It’s a common observation, at least in social work, that everything is connected by systems we interact with every day. Some people pay big money to hire someone to draw fancy eco maps, but I want to try and demonstrate that it’s not so difficult to draw a vivid picture with a single object. This is a small Speed Stick deodorant. It costs $1.25 at Family Dollar. Family Dollars are profitable in a lot of our communities because even though $1.25 seems like a lot to spend on such a small quantity, a family might just be spending their last $1.25 on this just to try keep up.
There’s something interesting on the back of this. It’s an anti-theft security tag. Someone thought to put this here to stop someone else from walking out with it. If it were in a CVS, it might be down the aisle from the laundry detergent and toothpaste locked behind glass and a few aisles away from shelves of baby formula; empty because we decided we can’t help that a private corporation controls 48 percent of the market and accidentally poisoned it.
We have so many Family Dollars here because the people who live here can’t afford better stores. They can’t afford better stores because they don’t have better jobs that treat them with respect or pay them enough for a decent life. Those jobs don’t exist because we’re dependent on subsidizing ever fewer corporations to attract business, who vacuum up greater shares of profit from outside the community, and most local families won’t see any of it. Maybe then you’ll start to imagine why something like this might be stolen in the first place.
Now how convenient would it be if we just said that someone would steal deodorant because of some mysterious criminal pathology that we quietly assume has something to do with the people that live there. Which brings me to the police bills still sitting in perfection, presumably because the County might get it for “free” from the state ARPA funds. While you might think that getting free funding for more cops and a wider network of surveillance cameras is harmless, I’m here to tell you that it is not.
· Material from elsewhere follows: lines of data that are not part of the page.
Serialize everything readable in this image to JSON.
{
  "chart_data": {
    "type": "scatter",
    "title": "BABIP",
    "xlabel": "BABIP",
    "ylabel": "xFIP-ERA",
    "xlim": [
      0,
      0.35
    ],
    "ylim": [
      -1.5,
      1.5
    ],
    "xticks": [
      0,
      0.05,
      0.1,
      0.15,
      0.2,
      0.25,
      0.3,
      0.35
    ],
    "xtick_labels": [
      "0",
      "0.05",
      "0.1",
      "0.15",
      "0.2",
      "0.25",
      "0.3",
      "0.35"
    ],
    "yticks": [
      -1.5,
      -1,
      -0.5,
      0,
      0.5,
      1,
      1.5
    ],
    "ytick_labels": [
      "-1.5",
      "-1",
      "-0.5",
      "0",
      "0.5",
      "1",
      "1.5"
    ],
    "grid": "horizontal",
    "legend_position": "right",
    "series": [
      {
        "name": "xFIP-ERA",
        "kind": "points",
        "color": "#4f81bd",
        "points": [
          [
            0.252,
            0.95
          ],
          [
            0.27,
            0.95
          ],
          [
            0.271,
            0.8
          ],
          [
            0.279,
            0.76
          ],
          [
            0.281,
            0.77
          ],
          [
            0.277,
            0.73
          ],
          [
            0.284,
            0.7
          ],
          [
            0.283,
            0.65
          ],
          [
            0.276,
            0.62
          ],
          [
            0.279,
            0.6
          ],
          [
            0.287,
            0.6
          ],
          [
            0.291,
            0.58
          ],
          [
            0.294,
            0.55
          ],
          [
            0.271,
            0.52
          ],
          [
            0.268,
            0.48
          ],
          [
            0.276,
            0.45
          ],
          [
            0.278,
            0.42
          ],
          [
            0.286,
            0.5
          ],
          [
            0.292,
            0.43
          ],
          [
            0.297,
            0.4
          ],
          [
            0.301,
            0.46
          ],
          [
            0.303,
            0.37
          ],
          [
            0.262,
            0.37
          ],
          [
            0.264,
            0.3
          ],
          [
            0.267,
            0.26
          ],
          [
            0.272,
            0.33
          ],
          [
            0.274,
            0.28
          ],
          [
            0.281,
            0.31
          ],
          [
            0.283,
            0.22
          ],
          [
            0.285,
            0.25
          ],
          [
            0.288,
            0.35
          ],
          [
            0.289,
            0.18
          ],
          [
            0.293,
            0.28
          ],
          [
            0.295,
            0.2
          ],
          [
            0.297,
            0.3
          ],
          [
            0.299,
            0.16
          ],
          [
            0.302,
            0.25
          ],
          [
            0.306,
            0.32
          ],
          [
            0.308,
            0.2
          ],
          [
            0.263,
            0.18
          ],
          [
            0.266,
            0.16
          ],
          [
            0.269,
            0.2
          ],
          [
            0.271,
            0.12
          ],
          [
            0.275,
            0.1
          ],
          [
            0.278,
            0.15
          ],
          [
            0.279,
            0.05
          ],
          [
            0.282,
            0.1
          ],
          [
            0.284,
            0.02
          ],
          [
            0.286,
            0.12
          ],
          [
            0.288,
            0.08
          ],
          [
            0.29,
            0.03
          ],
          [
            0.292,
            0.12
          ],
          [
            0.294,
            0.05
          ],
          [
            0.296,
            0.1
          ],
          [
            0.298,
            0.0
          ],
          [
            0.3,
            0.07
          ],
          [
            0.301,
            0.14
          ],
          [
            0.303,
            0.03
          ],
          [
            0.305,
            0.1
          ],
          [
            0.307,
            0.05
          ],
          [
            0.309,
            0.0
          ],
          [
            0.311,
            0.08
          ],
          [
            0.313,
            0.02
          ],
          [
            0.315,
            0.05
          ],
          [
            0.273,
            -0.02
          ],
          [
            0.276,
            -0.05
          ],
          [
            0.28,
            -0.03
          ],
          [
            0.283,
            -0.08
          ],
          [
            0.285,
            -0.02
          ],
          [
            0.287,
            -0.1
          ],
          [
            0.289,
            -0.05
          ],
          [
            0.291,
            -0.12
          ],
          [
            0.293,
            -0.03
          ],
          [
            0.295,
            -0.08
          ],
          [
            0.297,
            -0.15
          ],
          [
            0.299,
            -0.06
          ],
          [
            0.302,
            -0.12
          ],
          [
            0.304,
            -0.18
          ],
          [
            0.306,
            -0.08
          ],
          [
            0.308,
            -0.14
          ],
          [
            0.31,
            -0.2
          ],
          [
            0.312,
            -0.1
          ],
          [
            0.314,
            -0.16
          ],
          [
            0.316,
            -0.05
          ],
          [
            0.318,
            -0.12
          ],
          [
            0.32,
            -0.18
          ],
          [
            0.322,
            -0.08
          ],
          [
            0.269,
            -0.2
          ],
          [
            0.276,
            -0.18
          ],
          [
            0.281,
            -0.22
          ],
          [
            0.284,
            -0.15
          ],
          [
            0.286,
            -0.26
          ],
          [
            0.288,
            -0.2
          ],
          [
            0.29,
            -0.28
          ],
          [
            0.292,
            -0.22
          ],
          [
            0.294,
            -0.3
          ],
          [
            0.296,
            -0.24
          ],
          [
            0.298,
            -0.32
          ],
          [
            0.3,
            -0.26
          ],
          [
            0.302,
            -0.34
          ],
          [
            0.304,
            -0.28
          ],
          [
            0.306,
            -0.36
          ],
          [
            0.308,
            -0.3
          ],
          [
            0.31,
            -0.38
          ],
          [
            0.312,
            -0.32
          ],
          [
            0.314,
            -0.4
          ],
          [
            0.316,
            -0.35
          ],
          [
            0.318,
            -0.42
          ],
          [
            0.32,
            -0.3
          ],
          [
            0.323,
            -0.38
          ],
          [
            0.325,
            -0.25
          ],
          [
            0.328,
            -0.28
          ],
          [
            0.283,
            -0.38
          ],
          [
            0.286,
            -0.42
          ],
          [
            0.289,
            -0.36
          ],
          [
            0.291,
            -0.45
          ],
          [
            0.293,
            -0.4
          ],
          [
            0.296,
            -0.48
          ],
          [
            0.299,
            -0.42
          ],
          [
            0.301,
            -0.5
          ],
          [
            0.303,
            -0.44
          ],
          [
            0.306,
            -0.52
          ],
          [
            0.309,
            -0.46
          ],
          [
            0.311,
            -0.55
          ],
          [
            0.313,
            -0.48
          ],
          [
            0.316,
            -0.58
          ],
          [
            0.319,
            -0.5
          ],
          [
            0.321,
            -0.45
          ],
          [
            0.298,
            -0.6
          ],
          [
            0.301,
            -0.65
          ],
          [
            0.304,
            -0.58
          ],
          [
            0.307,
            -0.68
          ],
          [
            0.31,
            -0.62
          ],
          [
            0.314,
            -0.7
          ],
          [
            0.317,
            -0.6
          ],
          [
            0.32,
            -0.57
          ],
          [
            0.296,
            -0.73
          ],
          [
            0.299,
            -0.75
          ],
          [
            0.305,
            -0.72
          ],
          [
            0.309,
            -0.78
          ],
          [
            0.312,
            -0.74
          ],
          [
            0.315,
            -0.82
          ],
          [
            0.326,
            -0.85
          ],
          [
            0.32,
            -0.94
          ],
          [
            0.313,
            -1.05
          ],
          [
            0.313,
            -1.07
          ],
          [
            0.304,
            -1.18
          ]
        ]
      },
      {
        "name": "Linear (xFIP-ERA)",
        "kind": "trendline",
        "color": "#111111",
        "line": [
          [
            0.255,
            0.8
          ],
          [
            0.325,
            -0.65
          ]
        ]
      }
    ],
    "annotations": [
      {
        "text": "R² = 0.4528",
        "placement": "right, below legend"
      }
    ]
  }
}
Think about this $1.25 stick of deodorant, and then think about how much it costs to hire a police officer to sit in his car in the parking lot all day, ready to take someone down for trying to steal some. Not to be confused with a school shooting where he and over a dozen officers will stand outside, mace the parents, rescue their own children, and then do nothing for an hour. Now think about how difficult your life would have to be to feel like taking the risk of being caught stealing is worth it for hygiene products. I promise you that it would cost less money just to provide food and hygiene to everyone who needs it, and it’s almost certainly going to have a stronger impact on the crime rate. Because if police spending made us safe, then you would think the safest country in the world is the one that spends more on it than all countries spend on their military except for that of the US, by a wide margin, and China, a country of 1 billion people.
Now you see how a single object can say profound things about what a society’s values are and how it chooses to allocate its resources. You don’t need to fund a million-dollar grant to figure out what we actually need if we’re honest about our priorities.